La machine perception è forse il settore dell’IA su cui l’avvento del deep learning ha più inciso. Il basso costo dell’informatica computazionale, la disponibilità di grandi quantità di dati e l’affinamento di reti di algoritmi neurali ha permesso all’IA di eseguire compiti di classificazione visiva anche meglio degli esseri umani. Poiché le “macchine intelligenti” che riconoscono al posto nostro luoghi e persone sono utilizzate in ambito di sicurezza e sorveglianza negli aeroporti, negli smart buildings o al telefono, è ora di chiedersi se funzioni per davvero.
Durante la seconda guerra mondiale i segnali stradali venivano spostati o modificati per disorientare il nemico. Questa alterazione iconografica dell’ambiente ha tutta una serie di equivalenti nel mondo digitale. In un saggio dal titolo Ma le reti neurali sognano pecore elettriche? – pubblicato nella raccolta State Machines dall’Institute for Network Culture di Amsterdam e che fa il verso al famoso libro da cui è stato tratto il film Blade Runner (Do Androids Dream of Electric Sheep?) – Janelle Shane spiega come si possono ingannare le reti neurali deputate al riconoscimento visivo.
Il primo trucco per confonderle è basato sul foto collage, ma un altro, più interessante, lo ha sperimentato di persona. Janelle ha chiesto agli amici su twitter di mandarle foto di pecore. Una foto che rappresentava delle pecore dipinte di arancione data in pasto a una rete neurale veniva interpretata come un gruppo di fiori di campo. L’artista James Bridle ha realizzato un video e una performance in cui si veda un’automobile che ruota su se stessa all’interno di un cerchio dipinto come una rotatoria stradale dimostrandosi capace di ingannare il sistema di riconoscimento di pattern delle macchine a guida autonoma che usano appunto la segnaletica orizzontale, le strisce bianche continue e i led sull’asfalto per arrivare a destinazione.

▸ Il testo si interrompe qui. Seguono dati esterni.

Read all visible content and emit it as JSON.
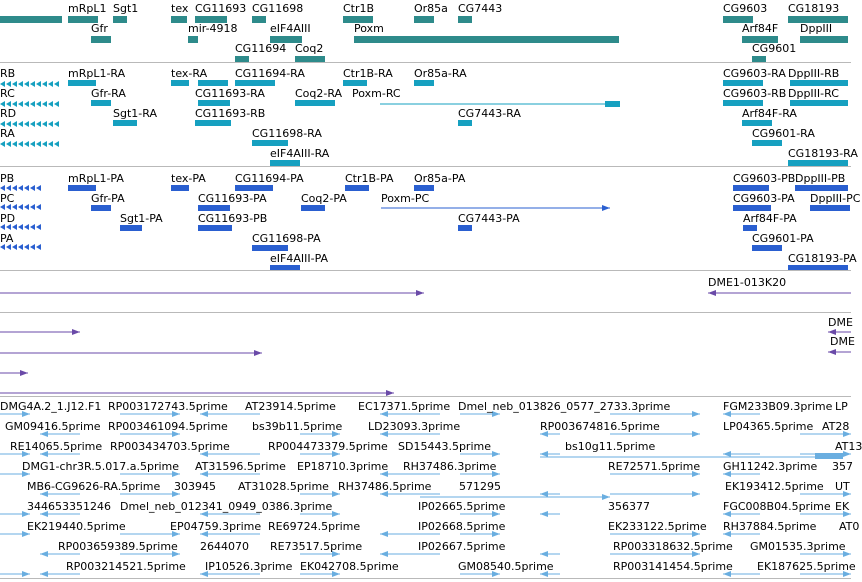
{
  "colors": {
    "gene": "#2e8b8b",
    "transcript": "#16a0c0",
    "protein": "#2a5fd0",
    "contig": "#6a4aa8",
    "est": "#6aaee0",
    "separator": "#b9b9b9"
  },
  "tracks": [
    {
      "id": "genes",
      "name": "genes-track",
      "color": "gene",
      "labels": [
        "mRpL1",
        "Sgt1",
        "tex",
        "CG11693",
        "CG11698",
        "Ctr1B",
        "Or85a",
        "CG7443",
        "CG9603",
        "CG18193",
        "Gfr",
        "mir-4918",
        "eIF4AIII",
        "Poxm",
        "Arf84F",
        "DppIII",
        "CG11694",
        "Coq2",
        "CG9601"
      ]
    },
    {
      "id": "transcripts",
      "name": "transcripts-track",
      "color": "transcript",
      "labels": [
        "RB",
        "mRpL1-RA",
        "tex-RA",
        "CG11694-RA",
        "Ctr1B-RA",
        "Or85a-RA",
        "CG9603-RA",
        "DppIII-RB",
        "RC",
        "Gfr-RA",
        "CG11693-RA",
        "Coq2-RA",
        "Poxm-RC",
        "CG9603-RB",
        "DppIII-RC",
        "RD",
        "Sgt1-RA",
        "CG11693-RB",
        "CG7443-RA",
        "Arf84F-RA",
        "RA",
        "CG11698-RA",
        "CG9601-RA",
        "eIF4AIII-RA",
        "CG18193-RA"
      ]
    },
    {
      "id": "proteins",
      "name": "proteins-track",
      "color": "protein",
      "labels": [
        "PB",
        "mRpL1-PA",
        "tex-PA",
        "CG11694-PA",
        "Ctr1B-PA",
        "Or85a-PA",
        "CG9603-PB",
        "DppIII-PB",
        "PC",
        "Gfr-PA",
        "CG11693-PA",
        "Coq2-PA",
        "Poxm-PC",
        "CG9603-PA",
        "DppIII-PC",
        "PD",
        "Sgt1-PA",
        "CG11693-PB",
        "CG7443-PA",
        "Arf84F-PA",
        "PA",
        "CG11698-PA",
        "CG9601-PA",
        "eIF4AIII-PA",
        "CG18193-PA"
      ]
    },
    {
      "id": "contigs",
      "name": "contigs-track",
      "color": "contig",
      "labels": [
        "DME1-013K20"
      ]
    },
    {
      "id": "contigs2",
      "name": "contigs2-track",
      "color": "contig",
      "labels": [
        "DME",
        "DME"
      ]
    },
    {
      "id": "ests",
      "name": "ests-track",
      "color": "est",
      "labels": [
        "DMG4A.2_1.J12.F1",
        "RP003172743.5prime",
        "AT23914.5prime",
        "EC17371.5prime",
        "Dmel_neb_013826_0577_2733.3prime",
        "FGM233B09.3prime",
        "LP",
        "GM09416.5prime",
        "RP003461094.5prime",
        "bs39b11.5prime",
        "LD23093.3prime",
        "RP003674816.5prime",
        "LP04365.5prime",
        "AT28",
        "RE14065.5prime",
        "RP003434703.5prime",
        "RP004473379.5prime",
        "SD15443.5prime",
        "bs10g11.5prime",
        "AT13",
        "DMG1-chr3R.5.017.a.5prime",
        "AT31596.5prime",
        "EP18710.3prime",
        "RH37486.3prime",
        "RE72571.5prime",
        "GH11242.3prime",
        "357",
        "MB6-CG9626-RA.5prime",
        "303945",
        "AT31028.5prime",
        "RH37486.5prime",
        "571295",
        "EK193412.5prime",
        "UT",
        "344653351246",
        "Dmel_neb_012341_0949_0386.3prime",
        "IP02665.5prime",
        "356377",
        "FGC008B04.5prime",
        "EK",
        "EK219440.5prime",
        "EP04759.3prime",
        "RE69724.5prime",
        "IP02668.5prime",
        "EK233122.5prime",
        "RH37884.5prime",
        "AT0",
        "RP003659389.5prime",
        "2644070",
        "RE73517.5prime",
        "IP02667.5prime",
        "RP003318632.5prime",
        "GM01535.3prime",
        "RP003214521.5prime",
        "IP10526.3prime",
        "EK042708.5prime",
        "GM08540.5prime",
        "RP003141454.5prime",
        "EK187625.5prime"
      ]
    }
  ]
}
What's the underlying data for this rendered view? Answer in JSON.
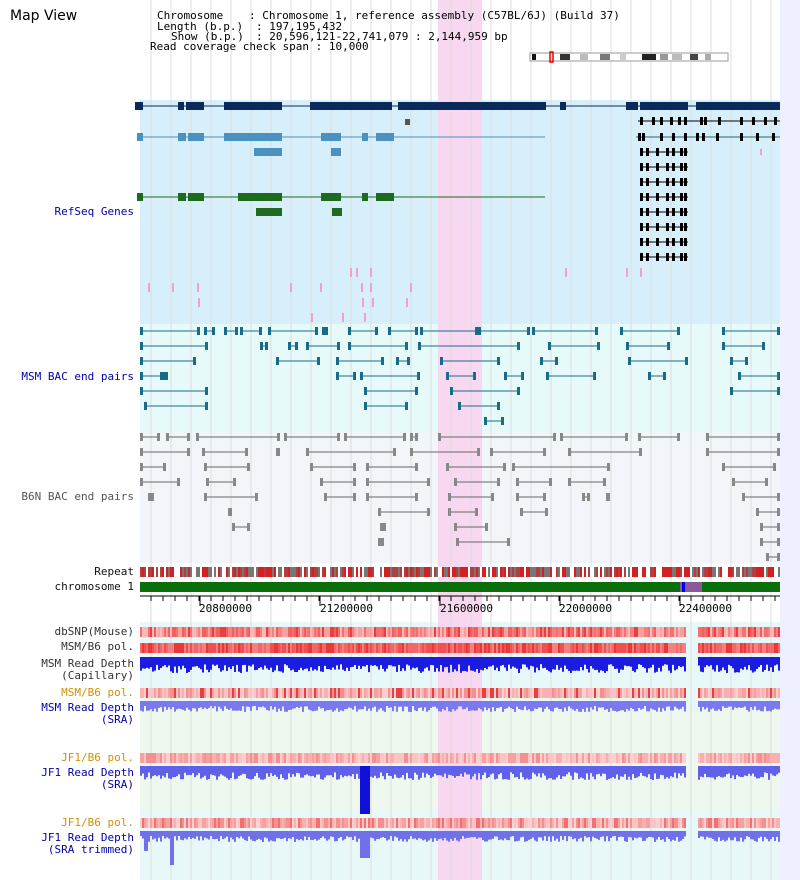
{
  "title": "Map View",
  "info": {
    "chromosome_label": "Chromosome",
    "chromosome_value": "Chromosome 1, reference assembly (C57BL/6J) (Build 37)",
    "length_label": "Length (b.p.)",
    "length_value": "197,195,432",
    "show_label": "Show (b.p.)",
    "show_value": "20,596,121-22,741,079 : 2,144,959 bp",
    "coverage_label": "Read coverage check span",
    "coverage_value": "10,000"
  },
  "tracks": {
    "refseq": "RefSeq Genes",
    "msm_bac": "MSM BAC end pairs",
    "b6n_bac": "B6N BAC end pairs",
    "repeat": "Repeat",
    "chromosome": "chromosome 1",
    "dbsnp": "dbSNP(Mouse)",
    "msm_b6_pol_1": "MSM/B6 pol.",
    "msm_read_depth_cap_1": "MSM Read Depth",
    "msm_read_depth_cap_2": "(Capillary)",
    "msm_b6_pol_2": "MSM/B6 pol.",
    "msm_read_depth_sra_1": "MSM Read Depth",
    "msm_read_depth_sra_2": "(SRA)",
    "jf1_b6_pol_1": "JF1/B6 pol.",
    "jf1_read_depth_sra_1": "JF1 Read Depth",
    "jf1_read_depth_sra_2": "(SRA)",
    "jf1_b6_pol_2": "JF1/B6 pol.",
    "jf1_read_depth_trim_1": "JF1 Read Depth",
    "jf1_read_depth_trim_2": "(SRA trimmed)"
  },
  "axis": {
    "ticks": [
      "20800000",
      "21200000",
      "21600000",
      "22000000",
      "22400000"
    ]
  },
  "colors": {
    "refseq_bg": "#d6effa",
    "bac_bg": "#e6fafa",
    "b6n_bg": "#f2f6fa",
    "highlight": "#f8d8f0",
    "refseq_dark": "#0a2a5a",
    "refseq_mid": "#4a90c0",
    "refseq_green": "#1e6a1e",
    "msm_bac_line": "#1a6a8a",
    "b6n_bac_line": "#666666",
    "chrom_green": "#0a6e0a",
    "read_depth_blue": "#1e1ee6",
    "read_depth_light": "#7a7aee"
  }
}
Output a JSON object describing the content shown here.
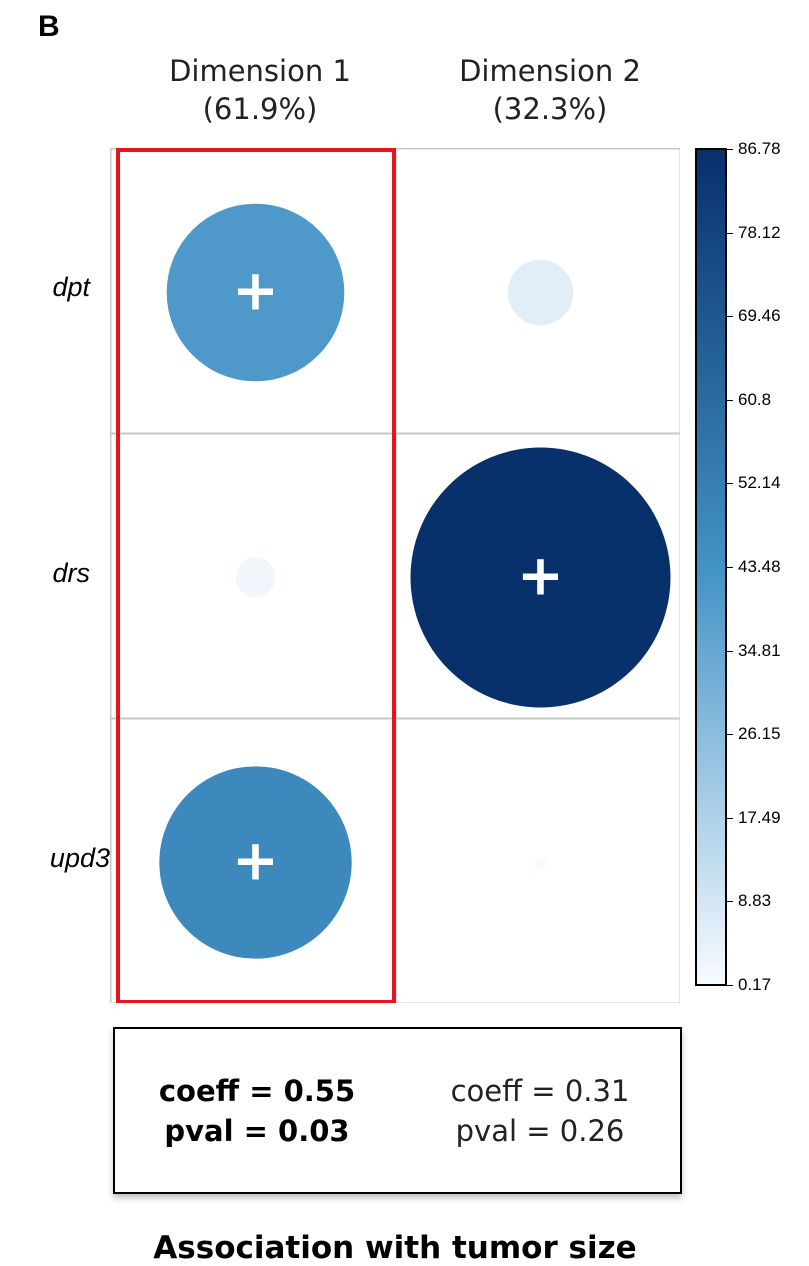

Altri scienziati hanno applicato degli adesivi ai segnali di Stop degli incroci stradali facendo fallire i sistemi artificiali di riconoscimento visivo basati su reti neurali ben allenate mentre un’altra ricerca ha dimostrato come il riconoscimenti facciale fallisca grazie all’uso di minuscole luci a infrarossi montate su occhiali da vista oppure con l’uso di una gabbia biometrica, cioè piccoli oggetti di metallo applicati sul viso che rendono alle macchine impossibile il compito assegnato come quello di aprire un cancello dopo aver riconosciuto la faccia del proprietario di casa.
Insomma le intelligenze artificiali basate sul deep learning possono essere ingannate cambiando posizione, forma, taglia e luminosità di ogni oggetto, compresi i volti umani.
Parliamo di tecniche nate per hackerare l’intelligenza artificiale, note in letteratura come adversarial attack tecnique che consistono nella modificazione di un elemento per rendere complesso o errato il riconoscimento del tutto. Quindi, prima di affidare compiti importanti alle intelligenze artificiali è bene progettarle a prova di imbroglio.